Selling a Spa: When Employee Retention Threatens the Deal

Introduction

The founders and owners of AL MedSpa built a thriving business just outside of a major Texas city, offering a range of popular services that attracted a loyal customer base. Their success caught the eye of a potential buyer. Like many in their industry, the founders and owners had yet to consider selling a spa – they were too busy growing it.  

However, their curiosity was piqued when the potential buyer introduced some exit options. The buyer explained how crucial it was to start planning well in advance for any transition, highlighting the benefits of a smooth and profitable exit. This new perspective opened their eyes to possibilities they hadn’t previously considered.

Challenge

After hearing about options for MedSpa owners, the founders and owners of AL MedSpa declined the first offer and opted to sell independently. But just a few months in, they found it challenging to negotiate a deal or find a new buyer and paused the search.  

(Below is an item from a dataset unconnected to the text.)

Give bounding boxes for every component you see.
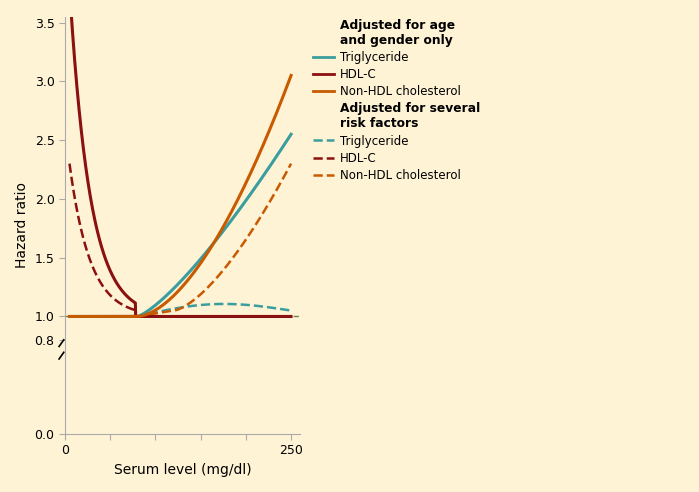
Y-axis label: Hazard ratio: Hazard ratio bbox=[15, 183, 29, 268]
Legend: Adjusted for age
and gender only, Triglyceride, HDL-C, Non-HDL cholesterol, Adju: Adjusted for age and gender only, Trigly… bbox=[308, 14, 485, 186]
X-axis label: Serum level (mg/dl): Serum level (mg/dl) bbox=[114, 463, 252, 477]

After diving back into growing the business, and with a deep appreciation for their employees, they decided to look for an advisor to lead their sale.

Practice Transitions Group (PTG) met with the founders and owners of AL MedSpa over lunch after an industry referral connected them.  During lunch, the founders and owners realized PTG was more than familiar with the process of selling a spa.  The owners also recognized that PTG shared their values. The founders and owners saw PTG as a different path and realized the importance of representation in their situation, wondering why they hadn’t sought it earlier. PTG’s approach resonated with them as it offered a way to protect what they built, preserve their culture, and solidify their legacy.

Our Approach

PTG process always begins with an in-depth analysis. Though AL Medspa was well-established and enjoyed significant revenue, its complex financial structures made that hard to showcase. 

In addition, AL MedSpa comprised multiple locations in addition to a school and training center and the owners wanted to sell to one buyer.  PTG began underwriting the locations and reaching out to their already-established buyer connections.  

Roadblocks

Because of PTG’s established relationships and savvy marketing, buyers responded quickly to the opportunity. However, most perceived a key risk during the due diligence phase:  getting the high-performing injectors to stay. 

More specifically, securing the commitment of the highest producer was critical to the deal. The employee’s initial refusal to sign threatened the deal, prompting the buyer to demand a potential seven-figure earnout.

Solution

Understanding the financial impact of the key employee’s contribution was important. PTG wondered – is this as big of a deal as the buyer says?  They went back to the drawing board to make sure her contribution was being accurately communicated.  PTG’s team conducted a thorough analysis of her revenue generation, gross margins, compensation, and additional support staff costs. 

As they dug deeper, they discovered that the key employee was compensated at a higher rate than other providers and required additional support staff for her procedures. PTG then analyzed the gross margin of her procedures and found that, although she generated significant revenue, her contribution to profit was smaller. This led PTG to question her status as a key producer.

Acknowledging the risk of her not signing, PTG put the issue into context and negotiated the earnout down significantly. 

PTG applied their analysis to minimize risk for their client and maintain a great relationship with the buyer. They proved that the overhead costs associated with the high-performing injector resulted in less margin loss than expected. Additionally, the two owners were able to recruit another injector immediately, showcasing their 20-year history of overcoming obstacles and commitment to success.

Results

The final sale price surpassed initial expectations, reflecting PTG’s value in distilling complex MedSpa financials. Plus, PTG’s negotiation resulted in minimized earnout terms.

The sale ultimately showcased PTG’s dedication, analytical rigor, and negotiation skills.

The founders and owners can now see a pathway for not only their current employees but also for the MedSpa they’ve built over the last 20 years. 

PTG advisors know selling a spa is hard work and guidance from an advisor is almost always necessary. Navigating the negotiation process involved handling multiple locations and legal considerations, including the sale of a school. Despite regulatory hurdles and employee challenges, PTG secured a deal in alignment with AL Medspa founders’ and owners’ goals.